Diversity loss and light limitation threaten the sustainability of ecosystem productivity gains under nitrogen enrichment.

Plant photosynthesis significantly regulates atmospheric CO₂ but is often limited by nitrogen (N) availability. While N deposition could alleviate this limitation and enhance gross ecosystem productivity (GEP), its long-term effects are uncertain due to potential negative impacts like biodiversity loss and soil acidification. Yet, many long-term N addition experiments emphasize community biomass over gross GEP. Here, we conducted a six-year N addition experiment in an alpine meadow, frequently monitoring GEP, community structure, aboveground net primary productivity (ANPP)and plant traits. We found that N addition significantly enhanced GEP in the first three years, but during 4-6 years this effect disappeared. We further disentangled the mechanisms affecting GEP into biomass-based and non-biomass-based processes.
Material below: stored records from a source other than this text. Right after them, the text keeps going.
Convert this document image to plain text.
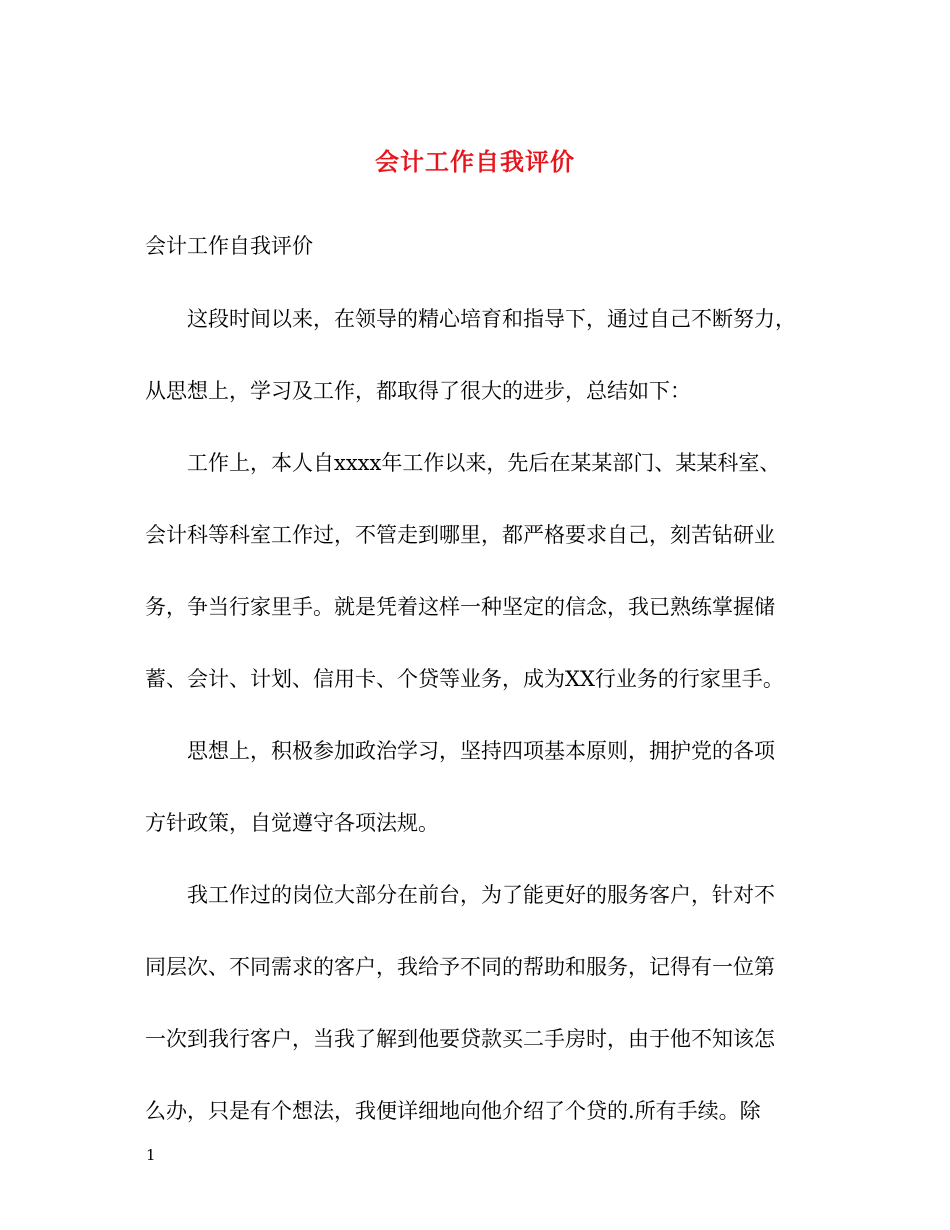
会计工作自我评价
会计工作自我评价
这段时间以来，在领导的精心培育和指导下，通过自己不断努力，
从思想上，学习及工作，都取得了很大的进步，总结如下：
工作上，本人自xxxx年工作以来，先后在某某部门、某某科室、
会计科等科室工作过，不管走到哪里，都严格要求自己，刻苦钻研业
务，争当行家里手。就是凭着这样一种坚定的信念，我已熟练掌握储
蓄、会计、计划、信用卡、个贷等业务，成为XX行业务的行家里手。
思想上，积极参加政治学习，坚持四项基本原则，拥护党的各项
方针政策，自觉遵守各项法规。
我工作过的岗位大部分在前台，为了能更好的服务客户，针对不
同层次、不同需求的客户，我给予不同的帮助和服务，记得有一位第
一次到我行客户，当我了解到他要贷款买二手房时，由于他不知该怎
么办，只是有个想法，我便详细地向他介绍了个贷的.所有手续。除
1
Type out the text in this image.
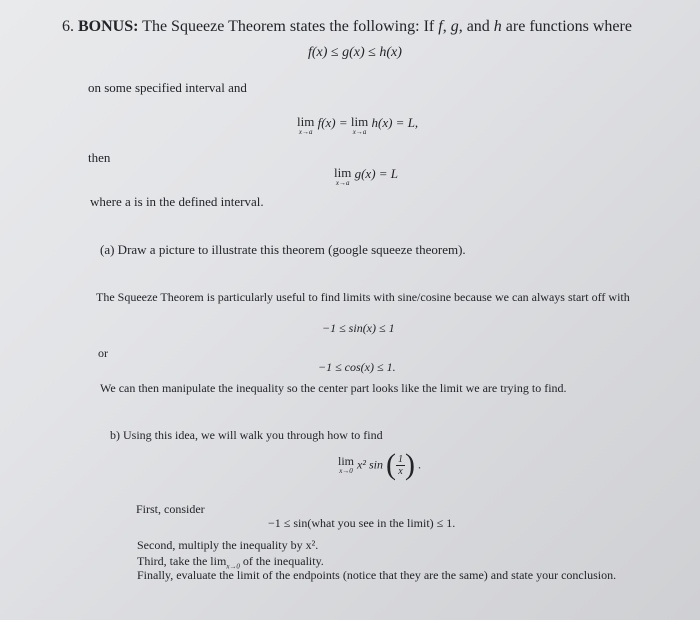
6. BONUS: The Squeeze Theorem states the following: If f, g, and h are functions where
f(x) ≤ g(x) ≤ h(x)
on some specified interval and
lim
x→a
f(x) = lim
x→a
h(x) = L,
then
lim
x→a
g(x) = L
where a is in the defined interval.
(a) Draw a picture to illustrate this theorem (google squeeze theorem).
The Squeeze Theorem is particularly useful to find limits with sine/cosine because we can always start off with
−1 ≤ sin(x) ≤ 1
or
−1 ≤ cos(x) ≤ 1.
We can then manipulate the inequality so the center part looks like the limit we are trying to find.
b) Using this idea, we will walk you through how to find
lim
x→0 x² sin ( $\frac{1}{x}$ ) .
First, consider
−1 ≤ sin(what you see in the limit) ≤ 1.
Second, multiply the inequality by x².
Third, take the $\lim_{x\to 0}$ of the inequality.
Finally, evaluate the limit of the endpoints (notice that they are the same) and state your conclusion.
The latter is expressed as biomass-specific GEP, defined as GEP per unit biomass. Differing with GEP, biomass-specific GEP provides a metric of carbon assimilation efficiency normalized to biomass. Unlike previous studies, we found that it was not ANPP, but specific GEP that determined the loss of the short-term N effect. ANPP showed a consistent increase under N addition, whereas specific GEP decreased in the last three years. This specific GEP reduction was primarily regulated by biodiversity loss and increased light limitation under N addition. Overall, our findings suggest that short-term benefits of N deposition on GEP are not sustained in long term, highlighting the need to explore the non-biomass-based mechanisms to better predict ecosystem responses to prolonged N enrichment.